Blackwater to pay fine to settle arms charges

US security contractor formerly known as Blackwater agrees to pay $7.5m fine over charges including arms trafficking.

Blackwater Worldwide Headquarters in 2004
The international security contractor formerly known as Blackwater has been charged with 17 violations [AP-File pic]

The US security firm formally known as Blackwater is to pay a fine of $7.5m to avoid legal proceedings over charges including arms trafficking.

The US Justice Department issued a statement on Tuesday to confirm that the company, now known as Academi, would pay the sum, along with a previously agreed $42m settlement with the US State Department, over violations of the country’s Arms Export Control Act.

Documents unsealed in a US District Court in North Carolina said the company had agreed to pay the fine as part of a deferred prosecution agreement to settle 17 violations.

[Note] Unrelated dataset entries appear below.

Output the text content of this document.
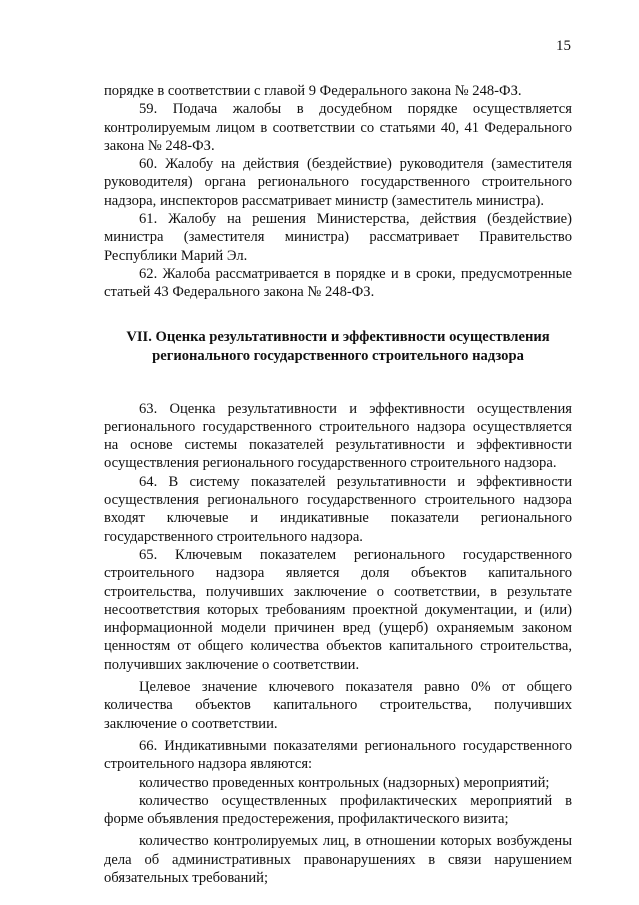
15

порядке в соответствии с главой 9 Федерального закона № 248-ФЗ.

59. Подача жалобы в досудебном порядке осуществляется контролируемым лицом в соответствии со статьями 40, 41 Федерального закона № 248-ФЗ.

60. Жалобу на действия (бездействие) руководителя (заместителя руководителя) органа регионального государственного строительного надзора, инспекторов рассматривает министр (заместитель министра).

61. Жалобу на решения Министерства, действия (бездействие) министра (заместителя министра) рассматривает Правительство Республики Марий Эл.

62. Жалоба рассматривается в порядке и в сроки, предусмотренные статьей 43 Федерального закона № 248-ФЗ.

VII. Оценка результативности и эффективности осуществления
регионального государственного строительного надзора

63. Оценка результативности и эффективности осуществления регионального государственного строительного надзора осуществляется на основе системы показателей результативности и эффективности осуществления регионального государственного строительного надзора.

64. В систему показателей результативности и эффективности осуществления регионального государственного строительного надзора входят ключевые и индикативные показатели регионального государственного строительного надзора.

65. Ключевым показателем регионального государственного строительного надзора является доля объектов капитального строительства, получивших заключение о соответствии, в результате несоответствия которых требованиям проектной документации, и (или) информационной модели причинен вред (ущерб) охраняемым законом ценностям от общего количества объектов капитального строительства, получивших заключение о соответствии.

Целевое значение ключевого показателя равно 0% от общего количества объектов капитального строительства, получивших заключение о соответствии.

66. Индикативными показателями регионального государственного строительного надзора являются:

количество проведенных контрольных (надзорных) мероприятий;

количество осуществленных профилактических мероприятий в форме объявления предостережения, профилактического визита;

количество контролируемых лиц, в отношении которых возбуждены дела об административных правонарушениях в связи нарушением обязательных требований;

The list of violations includes possessing automatic weapons in the US without registration, lying to federal firearms regulators about weapons provided to the king of Jordan, passing secret plans for armoured personnel carriers to Sweden and Denmark without US government approval and illegally shipping body armour overseas.

Federal prosecutors and law enforcement agents said the company, which has held billions in US security contracts in Iraq and Afghanistan, repeatedly flouted US laws.

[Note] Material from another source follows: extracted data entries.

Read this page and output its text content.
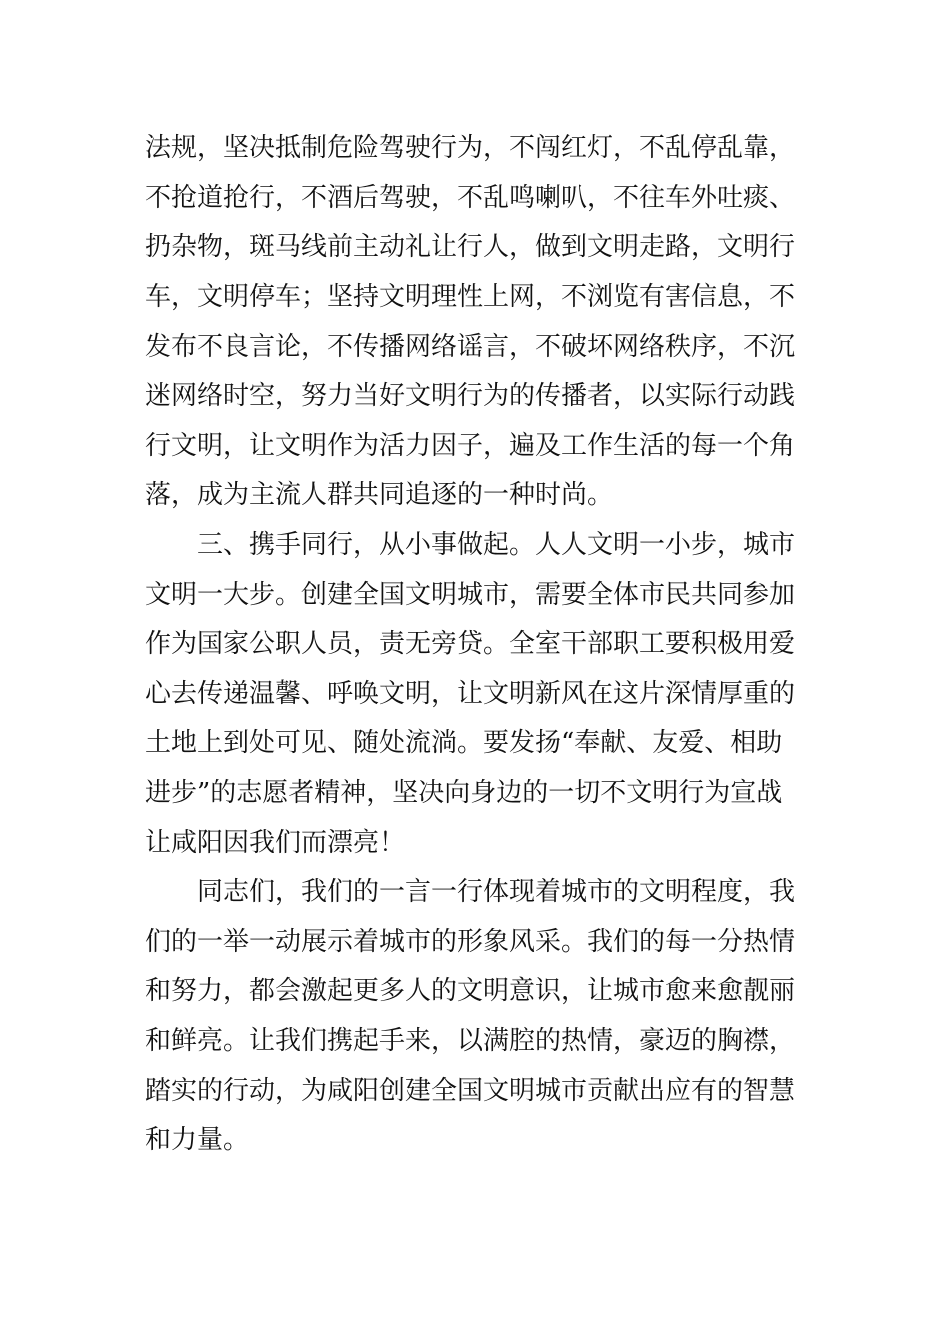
法规，坚决抵制危险驾驶行为，不闯红灯，不乱停乱靠，
不抢道抢行，不酒后驾驶，不乱鸣喇叭，不往车外吐痰、
扔杂物，斑马线前主动礼让行人，做到文明走路，文明行
车，文明停车；坚持文明理性上网，不浏览有害信息，不
发布不良言论，不传播网络谣言，不破坏网络秩序，不沉
迷网络时空，努力当好文明行为的传播者，以实际行动践
行文明，让文明作为活力因子，遍及工作生活的每一个角
落，成为主流人群共同追逐的一种时尚。
　　三、携手同行，从小事做起。人人文明一小步，城市
文明一大步。创建全国文明城市，需要全体市民共同参加
作为国家公职人员，责无旁贷。全室干部职工要积极用爱
心去传递温馨、呼唤文明，让文明新风在这片深情厚重的
土地上到处可见、随处流淌。要发扬“奉献、友爱、相助
进步”的志愿者精神，坚决向身边的一切不文明行为宣战
让咸阳因我们而漂亮！
　　同志们，我们的一言一行体现着城市的文明程度，我
们的一举一动展示着城市的形象风采。我们的每一分热情
和努力，都会激起更多人的文明意识，让城市愈来愈靓丽
和鲜亮。让我们携起手来，以满腔的热情，豪迈的胸襟，
踏实的行动，为咸阳创建全国文明城市贡献出应有的智慧
和力量。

The decision comes after a five-year, multi-agency federal investigation in which the company admitted “certain facts”, according to Thomas Walker, a prosecutor in North Carolina.

Walker said the probe revealed “an array of criminal allegations” with some “involving the manufacture and shipment of short-barrelled rifles, fully automatic weapons, armoured helicopters, and armoured personnel carriers”.

The organisation also faced charges under the Foreign Corrupt Practices Act for unlicenced training of foreign nationals and firearms violations during its assignments in Iraq and Sudan.

Blackwater, one of the largest private security firm’s employed by the US in Iraq, came under intense international criticism after an incident on September 16, 2007, when five of its guards protecting a US diplomatic convoy, opened fire in Baghdad’s busy Nisur Square, killing at least 14 Iraqi civilians.

The company increasingly became a source of strained relations between the US and Iraq and pulled out of the country in May 2009 after the US State Department refused to renew its contracts.

Erik Prince, Blackwater’s former owner, had close ties with the administration of George W Bush, the former US president, before selling his stake in December 2010.